C’est un nouveau dossier qui vient s’ajouter à la longue liste des litiges entre les deux figures politiques que sont le maire, Eddie Aït (SE), et son prédécesseur Christophe Delrieu (DVD).

Dans un courrier adressé le 21 septembre dernier, au procureur de la République, Eddie Aït a signalé, au titre d’un article 40, « l’existence de faits qui seraient susceptibles de constituer un délit de favoritisme ». Selon lui, Christophe Delrieu aurait effectué, durant le mandat précédent, « un certain nombre d’achats et de commandes sans respecter la législation sur les marchés publics ». Maire de 2014 à 2020, ce dernier juge qu’il s’agit là d’un prétexte pour le discréditer et assure « avoir toujours respecté les procédures légales ».

Lors du dernier conseil municipal, mercredi 30 septembre, le nouveau maire a présenté aux élus carriérois les dossiers sur lesquels il émet un doute. « Il s’agit d’achats et commandes auprès de six entreprises, pour un montant total de 1 105 253,20 euros », indique Eddie Ait. Dans le courrier de la Ville que s’est procuré La Gazette il est précisé que ce montant est TTC.

Ce dernier détaille les différents chefs de dépenses pointés du doigt par l’édile carriérois à savoir : « La location d’ensembles modulables scolaires auprès du prestataire Algeco pour un montant de 224 421 euros TTC, l’achat d’enseignes pour 80 100 euros TTC, de parasols pour 60 569,80 euros TTC, de kits de fabrication de masques pour 48 000 euros TTC, ou encore un contrat de location sur sept ans du dispositif I-Girouette (panneaux directionnels numériques, Ndlr) pour 441 302,40 euros TTC et le contrat 3017 sur cinq ans (numéro court, Ndlr) pour 250 860 euros TTC. »

Initialement fixé à 15 000 euros en 2011, le seuil en dessous duquel la création d’un marché public n’est pas obligatoire a été relevé à 25 000 euros en 2015 puis à 40 000 euros en 2020.

De même, lors de la séance municipale, Eddie Aït a rappelé l’origine de cet article 40. « Reprenant les affaires courantes suite au changement de municipalité, les services de la commune ont constaté un certain nombre d’achats et de commandes qui ont été réalisés en méconnaissance flagrante des règles de la commande publique », affirme le premier magistrat de la commune.

Interrogé par Khadija Gamraoui (LREM), conseillère municipale d’opposition et ancienne adjointe dissidente de la majorité de Christophe Delrieu, sur l’ancienneté de ses « alertes », le maire indique que son élection « a suscité des remontées d’informations […] mais que oui, des alertes avaient été effectuées, et c’est une des raisons pour lesquelles nous avons été confrontés à des difficultés immédiates notamment sur la question des structures modulaires de l’annexe des bords de Seine ».
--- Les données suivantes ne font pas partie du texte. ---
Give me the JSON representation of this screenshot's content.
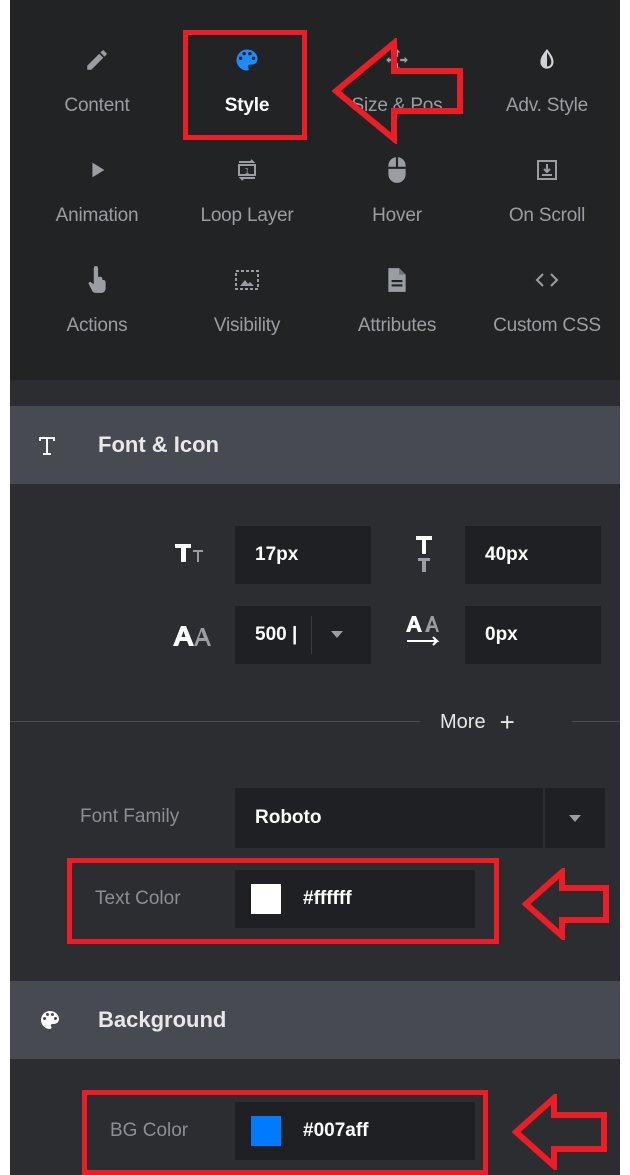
{
  "tabs": [
    {
      "label": "Content",
      "icon": "pencil-icon"
    },
    {
      "label": "Style",
      "icon": "palette-icon",
      "active": true
    },
    {
      "label": "Size & Pos",
      "icon": "move-icon"
    },
    {
      "label": "Adv. Style",
      "icon": "contrast-icon"
    },
    {
      "label": "Animation",
      "icon": "play-icon"
    },
    {
      "label": "Loop Layer",
      "icon": "loop-icon"
    },
    {
      "label": "Hover",
      "icon": "mouse-icon"
    },
    {
      "label": "On Scroll",
      "icon": "scroll-icon"
    },
    {
      "label": "Actions",
      "icon": "hand-pointer-icon"
    },
    {
      "label": "Visibility",
      "icon": "visibility-icon"
    },
    {
      "label": "Attributes",
      "icon": "document-icon"
    },
    {
      "label": "Custom CSS",
      "icon": "code-icon"
    }
  ],
  "font_section": {
    "title": "Font & Icon",
    "font_size": "17px",
    "line_height": "40px",
    "font_weight": "500 |",
    "letter_spacing": "0px",
    "more_label": "More",
    "font_family_label": "Font Family",
    "font_family": "Roboto",
    "text_color_label": "Text Color",
    "text_color": "#ffffff"
  },
  "background_section": {
    "title": "Background",
    "bg_color_label": "BG Color",
    "bg_color": "#007aff"
  },
  "colors": {
    "accent": "#1a8cff",
    "annotation": "#ee1c25"
  }
}
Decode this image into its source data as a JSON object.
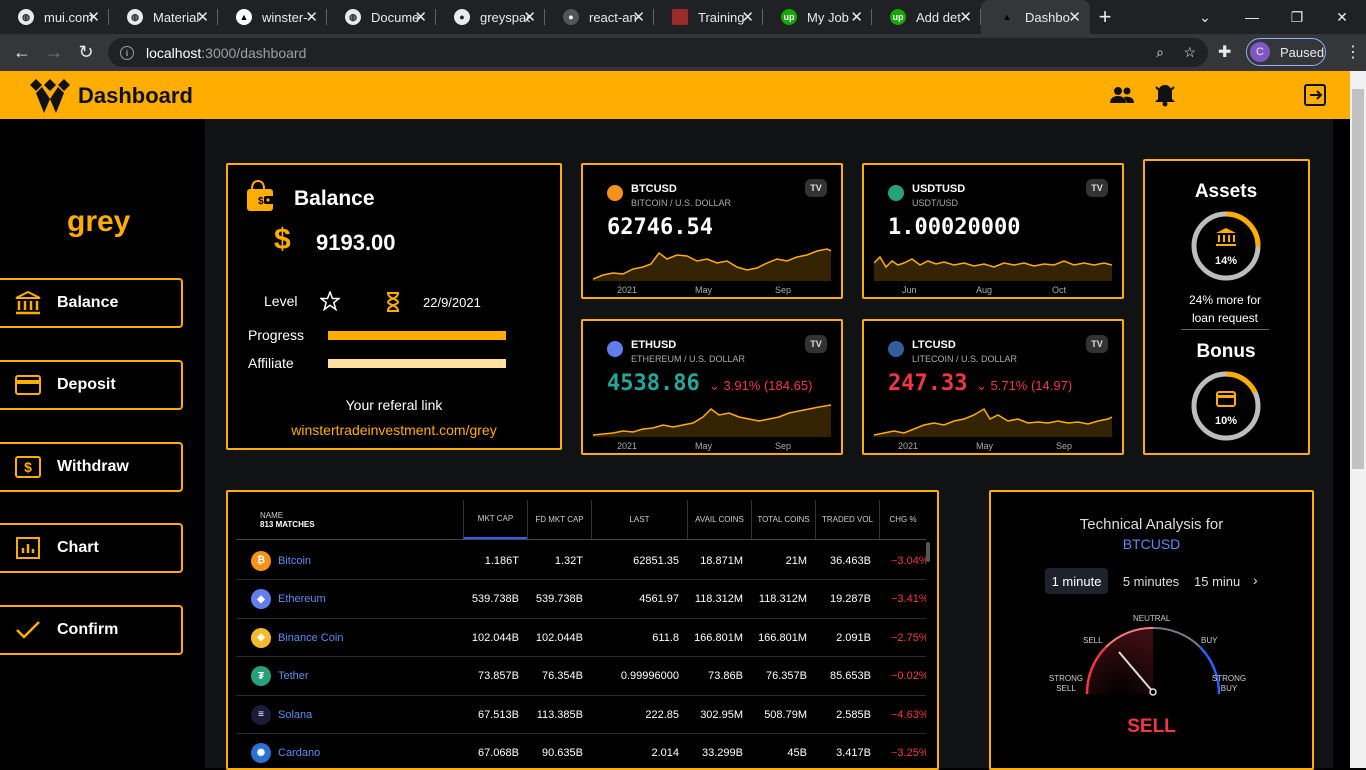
{
  "browser": {
    "tabs": [
      {
        "title": "mui.com",
        "icon": "globe-icon"
      },
      {
        "title": "Material",
        "icon": "globe-icon"
      },
      {
        "title": "winster-",
        "icon": "vercel-icon"
      },
      {
        "title": "Docume",
        "icon": "globe-icon"
      },
      {
        "title": "greyspac",
        "icon": "github-icon"
      },
      {
        "title": "react-an",
        "icon": "github-icon"
      },
      {
        "title": "Training",
        "icon": "training-icon"
      },
      {
        "title": "My Job",
        "icon": "upwork-icon"
      },
      {
        "title": "Add det",
        "icon": "upwork-icon"
      },
      {
        "title": "Dashbo",
        "icon": "vercel-icon"
      }
    ],
    "url_host": "localhost",
    "url_path": ":3000/dashboard",
    "profile_initial": "C",
    "profile_status": "Paused"
  },
  "app": {
    "title": "Dashboard",
    "brand": "grey",
    "accent": "#ffad00"
  },
  "sidebar": {
    "items": [
      {
        "label": "Balance",
        "icon": "bank-icon"
      },
      {
        "label": "Deposit",
        "icon": "card-icon"
      },
      {
        "label": "Withdraw",
        "icon": "dollar-bill-icon"
      },
      {
        "label": "Chart",
        "icon": "bar-chart-icon"
      },
      {
        "label": "Confirm",
        "icon": "check-icon"
      }
    ]
  },
  "balance": {
    "title": "Balance",
    "currency": "$",
    "amount": "9193.00",
    "level_label": "Level",
    "date": "22/9/2021",
    "progress_label": "Progress",
    "progress_value": 1.0,
    "affiliate_label": "Affiliate",
    "affiliate_value": 1.0,
    "referral_title": "Your referal link",
    "referral_link": "winstertradeinvestment.com/grey"
  },
  "tickers": [
    {
      "symbol": "BTCUSD",
      "name": "BITCOIN / U.S. DOLLAR",
      "price": "62746.54",
      "change": "",
      "price_color": "#ffffff",
      "x_labels": [
        "2021",
        "May",
        "Sep"
      ]
    },
    {
      "symbol": "USDTUSD",
      "name": "USDT/USD",
      "price": "1.00020000",
      "change": "",
      "price_color": "#ffffff",
      "x_labels": [
        "Jun",
        "Aug",
        "Oct"
      ]
    },
    {
      "symbol": "ETHUSD",
      "name": "ETHEREUM / U.S. DOLLAR",
      "price": "4538.86",
      "change": "⌄ 3.91% (184.65)",
      "price_color": "#26a69a",
      "x_labels": [
        "2021",
        "May",
        "Sep"
      ]
    },
    {
      "symbol": "LTCUSD",
      "name": "LITECOIN / U.S. DOLLAR",
      "price": "247.33",
      "change": "⌄ 5.71% (14.97)",
      "price_color": "#f23645",
      "x_labels": [
        "2021",
        "May",
        "Sep"
      ]
    }
  ],
  "assets": {
    "title": "Assets",
    "percent": "14%",
    "percent_value": 14,
    "note": "24% more for loan request",
    "bonus_title": "Bonus",
    "bonus_percent": "10%",
    "bonus_value": 10
  },
  "table": {
    "name_header": "NAME",
    "matches": "813 MATCHES",
    "columns": [
      "MKT CAP",
      "FD MKT CAP",
      "LAST",
      "AVAIL COINS",
      "TOTAL COINS",
      "TRADED VOL",
      "CHG %"
    ],
    "rows": [
      {
        "name": "Bitcoin",
        "color": "#f7931a",
        "glyph": "₿",
        "cells": [
          "1.186T",
          "1.32T",
          "62851.35",
          "18.871M",
          "21M",
          "36.463B",
          "−3.04%"
        ]
      },
      {
        "name": "Ethereum",
        "color": "#627eea",
        "glyph": "◆",
        "cells": [
          "539.738B",
          "539.738B",
          "4561.97",
          "118.312M",
          "118.312M",
          "19.287B",
          "−3.41%"
        ]
      },
      {
        "name": "Binance Coin",
        "color": "#f3ba2f",
        "glyph": "◈",
        "cells": [
          "102.044B",
          "102.044B",
          "611.8",
          "166.801M",
          "166.801M",
          "2.091B",
          "−2.75%"
        ]
      },
      {
        "name": "Tether",
        "color": "#26a17b",
        "glyph": "₮",
        "cells": [
          "73.857B",
          "76.354B",
          "0.99996000",
          "73.86B",
          "76.357B",
          "85.653B",
          "−0.02%"
        ]
      },
      {
        "name": "Solana",
        "color": "#1c1c3a",
        "glyph": "≡",
        "cells": [
          "67.513B",
          "113.385B",
          "222.85",
          "302.95M",
          "508.79M",
          "2.585B",
          "−4.63%"
        ]
      },
      {
        "name": "Cardano",
        "color": "#2a71d0",
        "glyph": "✺",
        "cells": [
          "67.068B",
          "90.635B",
          "2.014",
          "33.299B",
          "45B",
          "3.417B",
          "−3.25%"
        ]
      }
    ]
  },
  "technical": {
    "title": "Technical Analysis for",
    "symbol": "BTCUSD",
    "intervals": [
      "1 minute",
      "5 minutes",
      "15 minu"
    ],
    "labels": {
      "neutral": "NEUTRAL",
      "sell": "SELL",
      "buy": "BUY",
      "strong_sell": "STRONG SELL",
      "strong_buy": "STRONG BUY"
    },
    "signal": "SELL",
    "signal_color": "#f23645"
  }
}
De son côté, Christophe Delrieu, aujourd’hui conseiller municipal d’opposition, affirme que certaines décisions étaient exonérées : « On essaye de faire croire que tout doit être soumis à la concurrence alors que le code des marchés publics prévoit qu’il n’y a pas de mise en concurrence par exemple pour l’innovation technologique, l’aspect artistique ou le principe d’urgence. »

Selon lui, son successeur essaye de « justifier ses décisions de ne pas faire l’école annexe des bords de Seine, de supprimer le 3017 ». À ce propos, il souligne d’ailleurs que le marché public pour l’installation des modulaires scolaires a été publié le 10 mai 2019 et que les numéros courts « font l’objet d’un tarif unique fixé par l’État » et ne nécessitent pas de mise en concurrence.

« Sur les faits qui sont signalés aucun n’est concerné par les mesures dérogatoires liées à la crise sanitaire de la commune, a toutefois appuyé Eddie Aït lors du conseil après les premières déclarations de Christophe Delrieu dans les colonnes du Parisien. Ce sont toutes des prestations qui auraient dû faire l’objet d’une ­commande publique en règle. »

La remarque de trop visiblement pour Christophe Delrieu qui ­estime « avoir mis en place toutes les procédures internes pour faire respecter le code des marchés publics ce qui n’était pas le cas de mon prédécesseur qui était justement Eddie Aït (maire de 2008 à 2014, Nldr ), s’indigne-t-il. Alors je trouve un peu fort de café d’aller me donner des leçons alors que ni les uns ni les autres ont les ­compétences pour ça. »

Il suggère par ailleurs que son adversaire tenterait « de racler tout ce qui est possible » pour arriver à un montant « un peu fort. Ça faisait de l’effet d’arriver à plus d’un million mais quand on commence à enlever les Algecos, le 3017, les girouettes, et qu’on regarde, en fait, on parle de quelques dizaines de milliers d’euros sur lesquels je n’aurai aucun ­problème à me justifier ».